It didn’t garner much local attention, but a certain local condo building — along with a few close friends — made a star appearance in last week’s big mortgage-scam announcement by the FBI. More than 400 people were charged in 144 separate mortgage fraud cases nationwide over the last 3 months as part of the agency’s “Operation Malicious Mortgage.” Six of those arrests were in Houston:
This indictment charges Houston-area residents Frankthea Annette Williams, Ishmael Boyd Laryea, Charles Joseph-DeShawn Wilson, Kristen Anne Way and Robert Wilfred Stanley, and Tasha Rene Bellow, of Burbank, Calif., with engaging in a scheme to defraud by providing false and fraudulent information to residential lenders to induce the lenders to fund the purchase of single family homes and condominium units.
11 News reporter Allison Triarsi describes how the scams worked:
The suspects would find a home for sale, let’s say $200,000.
They would then get a phony appraisal that would almost double the home’s actual value. In that case, $400,000.

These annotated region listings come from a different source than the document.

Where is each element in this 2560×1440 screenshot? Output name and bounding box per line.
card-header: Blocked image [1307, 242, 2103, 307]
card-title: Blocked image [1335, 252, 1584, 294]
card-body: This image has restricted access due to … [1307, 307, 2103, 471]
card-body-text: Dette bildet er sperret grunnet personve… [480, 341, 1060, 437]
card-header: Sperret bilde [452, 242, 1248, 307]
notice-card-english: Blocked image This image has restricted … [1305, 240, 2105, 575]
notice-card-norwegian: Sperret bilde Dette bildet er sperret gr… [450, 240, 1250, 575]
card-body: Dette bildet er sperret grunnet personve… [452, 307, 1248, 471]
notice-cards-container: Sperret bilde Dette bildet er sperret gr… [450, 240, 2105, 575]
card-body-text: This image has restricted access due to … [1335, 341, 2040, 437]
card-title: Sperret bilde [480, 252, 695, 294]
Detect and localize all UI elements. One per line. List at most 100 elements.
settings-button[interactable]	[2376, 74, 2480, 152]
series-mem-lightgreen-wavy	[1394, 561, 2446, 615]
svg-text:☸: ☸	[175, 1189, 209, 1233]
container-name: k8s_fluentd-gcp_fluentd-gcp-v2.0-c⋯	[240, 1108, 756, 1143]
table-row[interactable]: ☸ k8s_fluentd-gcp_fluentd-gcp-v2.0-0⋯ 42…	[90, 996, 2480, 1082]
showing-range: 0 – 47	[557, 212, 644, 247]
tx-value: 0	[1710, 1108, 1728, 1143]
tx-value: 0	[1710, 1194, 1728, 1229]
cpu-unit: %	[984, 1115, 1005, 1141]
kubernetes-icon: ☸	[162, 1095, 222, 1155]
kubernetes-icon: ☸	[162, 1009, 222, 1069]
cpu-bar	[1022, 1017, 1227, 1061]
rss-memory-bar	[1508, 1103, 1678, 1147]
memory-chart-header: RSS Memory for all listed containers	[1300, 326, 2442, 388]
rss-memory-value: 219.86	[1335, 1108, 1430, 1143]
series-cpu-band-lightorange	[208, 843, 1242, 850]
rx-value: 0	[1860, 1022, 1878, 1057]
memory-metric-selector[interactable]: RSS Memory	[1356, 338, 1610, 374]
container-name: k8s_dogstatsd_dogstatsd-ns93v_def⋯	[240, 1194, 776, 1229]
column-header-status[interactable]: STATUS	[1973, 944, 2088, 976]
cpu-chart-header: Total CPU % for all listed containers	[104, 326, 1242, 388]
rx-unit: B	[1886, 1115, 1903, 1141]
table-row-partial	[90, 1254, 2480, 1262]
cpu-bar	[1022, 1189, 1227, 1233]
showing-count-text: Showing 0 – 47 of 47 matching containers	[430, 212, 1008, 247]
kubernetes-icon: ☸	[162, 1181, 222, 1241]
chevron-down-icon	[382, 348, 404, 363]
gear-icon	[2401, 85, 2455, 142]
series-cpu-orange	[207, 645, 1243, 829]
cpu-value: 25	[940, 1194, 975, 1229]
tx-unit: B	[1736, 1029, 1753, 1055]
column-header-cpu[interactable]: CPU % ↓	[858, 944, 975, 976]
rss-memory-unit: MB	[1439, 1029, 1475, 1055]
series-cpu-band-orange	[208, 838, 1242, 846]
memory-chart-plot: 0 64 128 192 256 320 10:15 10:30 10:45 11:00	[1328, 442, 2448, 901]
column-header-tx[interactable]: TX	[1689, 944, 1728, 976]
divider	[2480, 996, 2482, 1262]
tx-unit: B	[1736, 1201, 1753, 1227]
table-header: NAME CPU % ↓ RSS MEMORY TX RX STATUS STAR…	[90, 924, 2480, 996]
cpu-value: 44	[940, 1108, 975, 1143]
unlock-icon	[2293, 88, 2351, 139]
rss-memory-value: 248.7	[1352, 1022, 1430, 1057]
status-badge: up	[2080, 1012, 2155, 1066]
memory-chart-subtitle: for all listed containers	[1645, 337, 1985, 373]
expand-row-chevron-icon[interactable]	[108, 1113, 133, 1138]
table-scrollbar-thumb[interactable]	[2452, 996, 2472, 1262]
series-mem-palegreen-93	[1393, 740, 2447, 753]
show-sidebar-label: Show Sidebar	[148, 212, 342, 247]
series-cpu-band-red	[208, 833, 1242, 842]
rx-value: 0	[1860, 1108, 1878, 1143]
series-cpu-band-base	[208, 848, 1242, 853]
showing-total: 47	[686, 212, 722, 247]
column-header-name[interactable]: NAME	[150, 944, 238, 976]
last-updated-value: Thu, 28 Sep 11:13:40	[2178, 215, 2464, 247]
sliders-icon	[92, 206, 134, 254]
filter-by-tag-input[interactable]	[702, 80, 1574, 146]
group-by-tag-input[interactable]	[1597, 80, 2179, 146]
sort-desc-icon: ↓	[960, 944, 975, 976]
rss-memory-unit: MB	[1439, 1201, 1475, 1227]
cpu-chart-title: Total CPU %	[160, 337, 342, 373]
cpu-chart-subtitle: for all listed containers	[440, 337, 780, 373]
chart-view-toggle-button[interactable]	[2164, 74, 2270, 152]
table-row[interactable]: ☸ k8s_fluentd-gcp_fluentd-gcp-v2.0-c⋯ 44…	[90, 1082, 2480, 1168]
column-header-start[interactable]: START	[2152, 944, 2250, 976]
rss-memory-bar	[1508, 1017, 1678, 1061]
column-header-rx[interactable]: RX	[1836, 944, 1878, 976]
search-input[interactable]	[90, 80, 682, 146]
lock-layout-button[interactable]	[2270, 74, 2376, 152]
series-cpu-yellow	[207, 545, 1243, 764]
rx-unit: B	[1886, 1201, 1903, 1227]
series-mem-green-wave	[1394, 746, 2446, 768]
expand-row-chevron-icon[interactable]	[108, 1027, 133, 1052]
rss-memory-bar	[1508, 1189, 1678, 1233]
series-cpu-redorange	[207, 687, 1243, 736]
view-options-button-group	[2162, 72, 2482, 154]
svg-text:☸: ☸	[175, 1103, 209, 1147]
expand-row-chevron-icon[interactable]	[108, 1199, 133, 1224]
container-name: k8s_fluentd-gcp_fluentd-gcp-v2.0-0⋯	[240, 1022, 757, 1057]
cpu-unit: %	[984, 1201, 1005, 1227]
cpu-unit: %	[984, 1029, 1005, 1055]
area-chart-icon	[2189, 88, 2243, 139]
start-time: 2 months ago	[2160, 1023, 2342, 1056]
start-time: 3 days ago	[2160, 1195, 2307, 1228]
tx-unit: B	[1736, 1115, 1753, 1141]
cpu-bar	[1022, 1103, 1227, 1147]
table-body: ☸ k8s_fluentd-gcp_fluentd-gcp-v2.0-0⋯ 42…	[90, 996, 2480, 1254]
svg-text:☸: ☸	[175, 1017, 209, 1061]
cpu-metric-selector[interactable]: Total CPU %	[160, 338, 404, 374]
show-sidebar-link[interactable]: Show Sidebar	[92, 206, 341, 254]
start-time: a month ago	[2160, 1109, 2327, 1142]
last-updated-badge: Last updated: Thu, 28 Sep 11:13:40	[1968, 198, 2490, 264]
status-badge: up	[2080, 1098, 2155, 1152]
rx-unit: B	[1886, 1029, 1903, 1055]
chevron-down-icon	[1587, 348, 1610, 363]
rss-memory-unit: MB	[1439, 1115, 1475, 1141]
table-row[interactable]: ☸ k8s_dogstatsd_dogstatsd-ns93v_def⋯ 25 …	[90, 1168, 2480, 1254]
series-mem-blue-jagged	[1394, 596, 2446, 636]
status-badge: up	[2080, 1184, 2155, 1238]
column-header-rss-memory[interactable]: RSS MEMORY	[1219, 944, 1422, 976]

The culprits would then look for an investor. That’s someone to actually put the house in their name using their good credit for the closing and title.
A bank would then loan the money for the house, which has the phony appraisal value. The crooks would then pay the seller the $200,000 asking price and pocket the other $200,000.
Here’s a question. If you were trying to run this scam, where would you find properties you could get appraised for as much as twice their actual value? Sure, Houston had some price runups . . . and yes, appraisals can be played. But why fake something you don’t have to?